Poster Tue, Jul 7, 2026 • 10:30 PM – 12:15 AM PDT HALL A #2906

RLCracker: Evaluating the Worst-Case Vulnerability of LLM Watermarks with Adaptive RL Attacks

Hanbo Huang ⋅ Yiran Zhang ⋅ Hao Zheng ⋅ Xuan Gong ⋅ Yihan Li ⋅ Lin Liu ⋅ Zhuotao Liu ⋅ Shiyu Liang

Project Page

Abstract

Large language model (LLM) watermarking has shown promise in detecting AI-generated content and mitigating misuse, with prior work claiming robustness against paraphrasing and text editing.
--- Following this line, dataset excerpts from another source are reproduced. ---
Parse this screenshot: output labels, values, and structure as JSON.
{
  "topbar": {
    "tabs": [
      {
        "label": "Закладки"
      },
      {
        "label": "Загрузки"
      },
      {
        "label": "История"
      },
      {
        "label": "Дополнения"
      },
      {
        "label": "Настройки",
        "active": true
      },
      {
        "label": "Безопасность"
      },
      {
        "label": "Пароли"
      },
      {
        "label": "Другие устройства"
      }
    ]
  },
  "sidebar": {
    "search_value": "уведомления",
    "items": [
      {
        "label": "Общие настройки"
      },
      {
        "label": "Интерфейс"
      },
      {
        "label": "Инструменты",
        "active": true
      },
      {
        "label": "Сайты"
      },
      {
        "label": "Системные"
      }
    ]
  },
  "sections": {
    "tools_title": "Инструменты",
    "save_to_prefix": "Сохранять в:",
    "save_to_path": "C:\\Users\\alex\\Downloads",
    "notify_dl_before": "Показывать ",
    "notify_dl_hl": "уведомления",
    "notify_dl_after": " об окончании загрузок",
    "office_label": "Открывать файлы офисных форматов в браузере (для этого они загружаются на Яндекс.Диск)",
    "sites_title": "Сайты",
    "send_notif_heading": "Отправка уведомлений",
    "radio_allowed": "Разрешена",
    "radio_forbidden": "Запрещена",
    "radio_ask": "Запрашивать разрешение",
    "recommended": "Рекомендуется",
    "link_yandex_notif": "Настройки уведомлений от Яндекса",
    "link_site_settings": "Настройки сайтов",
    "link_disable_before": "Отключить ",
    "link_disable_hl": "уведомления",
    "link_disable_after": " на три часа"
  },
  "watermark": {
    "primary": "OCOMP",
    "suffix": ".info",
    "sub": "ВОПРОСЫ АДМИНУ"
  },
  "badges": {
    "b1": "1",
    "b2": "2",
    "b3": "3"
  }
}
In this paper, we argue that existing evaluations are not sufficiently adversarial, obscuring critical vulnerabilities and overstating the security. To address this, we introduce the adaptive robustness radius, a formal metric that quantifies the worst-case resilience of watermarks against adaptive adversaries. By lifting the paraphrase space into a KL-divergence ball, we approximate this radius and theoretically demonstrate that optimizing the attack context and model parameters can significantly reduce the approximated radius, making watermarks highly vulnerable to paraphrase attacks. Leveraging this insight, we propose RLCracker, a reinforcement learning (RL)–based adaptive attack that erases watermarks while preserving semantic fidelity. RLCracker requires only limited watermarked examples and zero access to the detector. Despite weak supervision, it empowers a 3B model to achieve 98.5\% removal success with minimal semantic shift on 1,500-token Unigram-marked texts after training on only 100 short samples. This performance dramatically exceeds 6.75\% by GPT-4o and generalizes across five model sizes over ten watermarking schemes. Our code is available in this repository.

Lay Summary

Text generated by large language models can be marked with hidden statistical signals (watermarks), so that people can later identify where it came from. These watermarks are often tested against simple rewriting, but real users may use stronger models, better prompts, or repeated reasoning to change the text while keeping its meaning. We introduce RLCracker, a stress-testing method that asks how much rewriting a watermark can withstand in the worst case, rather than only under average paraphrasing. RLCracker trains a rewriting model to preserve the original meaning while moving its output away from patterns typical of watermarked text and closer to ordinary human-written text. It needs only a small number of watermarked examples and does not require access to the watermark detector. In experiments across many models and watermarking methods, RLCracker revealed that several current watermarks can be removed much more easily than previous evaluations suggested, especially on long texts. These results do not mean watermarking is useless; they show that watermarking systems should be tested against adaptive, meaning-preserving attacks before deployment. Our work provides a practical diagnostic tool for building more reliable AI provenance safeguards.